Note that the radiance result and the weight are always inverses, because the probability density function is designed to match the lighting function. The relative weight of the brightness thus comes from the number of samples (a lot at the specular highlight, very few elsewhere).

We can simplify this by (1) throwing out the weights completely and (2) removing from our lighting equation the math terms that are exactly the same as our probability density function.  Steps 2 and 3 go away, and we can sample a simpler equation with no weighting.

Here's the key point: when you find a probability density function for some part of a lighting equation on the interwebs, the author will have already done this.

An Example

For example, if you go look up the GGX distribution equation, you'll find something like this:

GGX distribution:
float den = NdotH * NdotH * (alpha2 - 1.0f) + 1.0f;
return alpha2 / (PI * den * den);
That's the actual math for the distribution, used for analytic lights (meaning, like, the sun).  The probability density function will be something like this:
float Phi = 2 * PI * Xi.x;
float CosTheta = sqrt( (1 - Xi.y) / ( 1 + (a*a - 1) * Xi.y ) );
float SinTheta = sqrt( 1 - CosTheta * CosTheta );
(In this form, theta of 90 points at your normal vector; Xi is a 2-d variable that uniformly samples from 0,0 to 1,1. The sample at y = 0 samples in the direction of your normal.)

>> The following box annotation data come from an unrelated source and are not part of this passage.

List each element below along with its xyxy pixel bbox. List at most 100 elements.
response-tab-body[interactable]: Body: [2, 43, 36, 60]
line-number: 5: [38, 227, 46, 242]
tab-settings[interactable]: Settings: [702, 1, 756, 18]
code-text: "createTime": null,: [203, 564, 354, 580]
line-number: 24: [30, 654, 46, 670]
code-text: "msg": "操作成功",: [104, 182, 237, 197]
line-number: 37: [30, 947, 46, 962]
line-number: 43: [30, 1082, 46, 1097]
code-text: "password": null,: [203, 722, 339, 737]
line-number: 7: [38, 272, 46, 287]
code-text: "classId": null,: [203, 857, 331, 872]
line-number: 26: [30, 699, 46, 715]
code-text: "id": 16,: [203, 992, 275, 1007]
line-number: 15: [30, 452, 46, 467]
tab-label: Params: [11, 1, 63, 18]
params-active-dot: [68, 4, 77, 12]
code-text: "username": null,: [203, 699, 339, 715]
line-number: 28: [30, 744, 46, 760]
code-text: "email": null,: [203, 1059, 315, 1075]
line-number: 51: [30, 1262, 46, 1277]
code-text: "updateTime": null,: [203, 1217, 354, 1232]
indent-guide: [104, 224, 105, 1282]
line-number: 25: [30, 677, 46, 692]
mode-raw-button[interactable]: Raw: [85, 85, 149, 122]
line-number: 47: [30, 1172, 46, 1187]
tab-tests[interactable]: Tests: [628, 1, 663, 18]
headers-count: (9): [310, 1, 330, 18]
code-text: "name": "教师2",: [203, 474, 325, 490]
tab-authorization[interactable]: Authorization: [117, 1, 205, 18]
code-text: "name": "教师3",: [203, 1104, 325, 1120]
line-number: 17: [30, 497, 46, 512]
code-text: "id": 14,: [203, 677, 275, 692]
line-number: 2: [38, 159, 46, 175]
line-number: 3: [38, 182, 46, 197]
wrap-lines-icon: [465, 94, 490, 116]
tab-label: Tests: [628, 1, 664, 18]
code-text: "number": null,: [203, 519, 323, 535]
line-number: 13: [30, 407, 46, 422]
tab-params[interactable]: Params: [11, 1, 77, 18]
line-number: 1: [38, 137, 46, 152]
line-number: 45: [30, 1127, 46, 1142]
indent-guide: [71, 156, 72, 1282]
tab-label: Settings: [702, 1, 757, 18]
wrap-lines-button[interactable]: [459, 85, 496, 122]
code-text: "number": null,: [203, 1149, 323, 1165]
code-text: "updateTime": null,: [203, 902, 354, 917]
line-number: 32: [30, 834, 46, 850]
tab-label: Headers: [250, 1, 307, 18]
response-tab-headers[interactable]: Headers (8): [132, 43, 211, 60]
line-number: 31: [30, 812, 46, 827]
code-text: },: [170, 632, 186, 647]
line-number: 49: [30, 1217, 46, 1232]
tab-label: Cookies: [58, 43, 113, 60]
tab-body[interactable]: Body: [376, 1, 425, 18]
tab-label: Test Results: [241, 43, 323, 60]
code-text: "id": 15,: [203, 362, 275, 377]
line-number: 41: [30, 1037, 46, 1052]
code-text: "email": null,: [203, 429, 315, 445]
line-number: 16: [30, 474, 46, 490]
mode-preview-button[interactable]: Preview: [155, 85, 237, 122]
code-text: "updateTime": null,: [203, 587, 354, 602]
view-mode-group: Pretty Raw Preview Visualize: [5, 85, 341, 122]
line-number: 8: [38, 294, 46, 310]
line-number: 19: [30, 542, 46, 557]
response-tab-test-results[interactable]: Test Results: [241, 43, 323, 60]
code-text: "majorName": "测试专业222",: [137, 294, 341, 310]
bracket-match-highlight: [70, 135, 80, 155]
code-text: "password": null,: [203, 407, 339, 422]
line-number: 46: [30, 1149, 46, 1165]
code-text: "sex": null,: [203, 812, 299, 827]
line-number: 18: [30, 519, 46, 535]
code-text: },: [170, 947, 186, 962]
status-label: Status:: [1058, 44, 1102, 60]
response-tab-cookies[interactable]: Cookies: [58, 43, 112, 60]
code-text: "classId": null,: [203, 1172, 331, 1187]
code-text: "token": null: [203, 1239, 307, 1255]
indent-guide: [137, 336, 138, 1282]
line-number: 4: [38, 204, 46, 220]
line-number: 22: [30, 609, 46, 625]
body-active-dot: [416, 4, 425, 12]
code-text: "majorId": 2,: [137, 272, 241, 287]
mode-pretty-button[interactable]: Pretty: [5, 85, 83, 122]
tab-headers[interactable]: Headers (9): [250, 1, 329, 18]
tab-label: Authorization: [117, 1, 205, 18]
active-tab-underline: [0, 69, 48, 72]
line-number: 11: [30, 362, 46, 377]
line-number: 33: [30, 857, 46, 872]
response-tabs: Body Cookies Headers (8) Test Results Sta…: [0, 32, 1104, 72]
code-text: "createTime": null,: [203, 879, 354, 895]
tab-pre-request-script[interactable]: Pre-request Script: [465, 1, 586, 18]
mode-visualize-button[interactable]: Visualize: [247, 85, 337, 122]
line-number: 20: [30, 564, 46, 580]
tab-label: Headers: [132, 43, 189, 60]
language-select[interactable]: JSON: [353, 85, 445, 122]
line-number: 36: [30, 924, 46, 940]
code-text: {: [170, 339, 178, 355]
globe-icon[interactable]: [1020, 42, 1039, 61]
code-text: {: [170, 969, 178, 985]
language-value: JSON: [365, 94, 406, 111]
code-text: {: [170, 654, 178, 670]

Note that the probability density function contains no weights. That's because the sample density resulting from running this function over a hemisphere (you input a big pile of 0,0 to 1,1 and get out phi/theta for a hemisphere) replaces the distribution function itself.

Therefore you don't need to run that GGX distribution function at all when using this sampling. You simply sample your incoming irradiance at those locations, add them up, divide by the samples and you are done.

Doing It The Silly Way

As a final note, it is totally possible to sample using a probability density function that is not related to your actual lighting equation - you'll need to have sample weights and you'll need to run your full lighting equation at every point.

Doing so is, however, woefully inefficient. While it is better than uniform sampling, it's still miles away from importance sampling with the real probability density function replacing the distribution itself.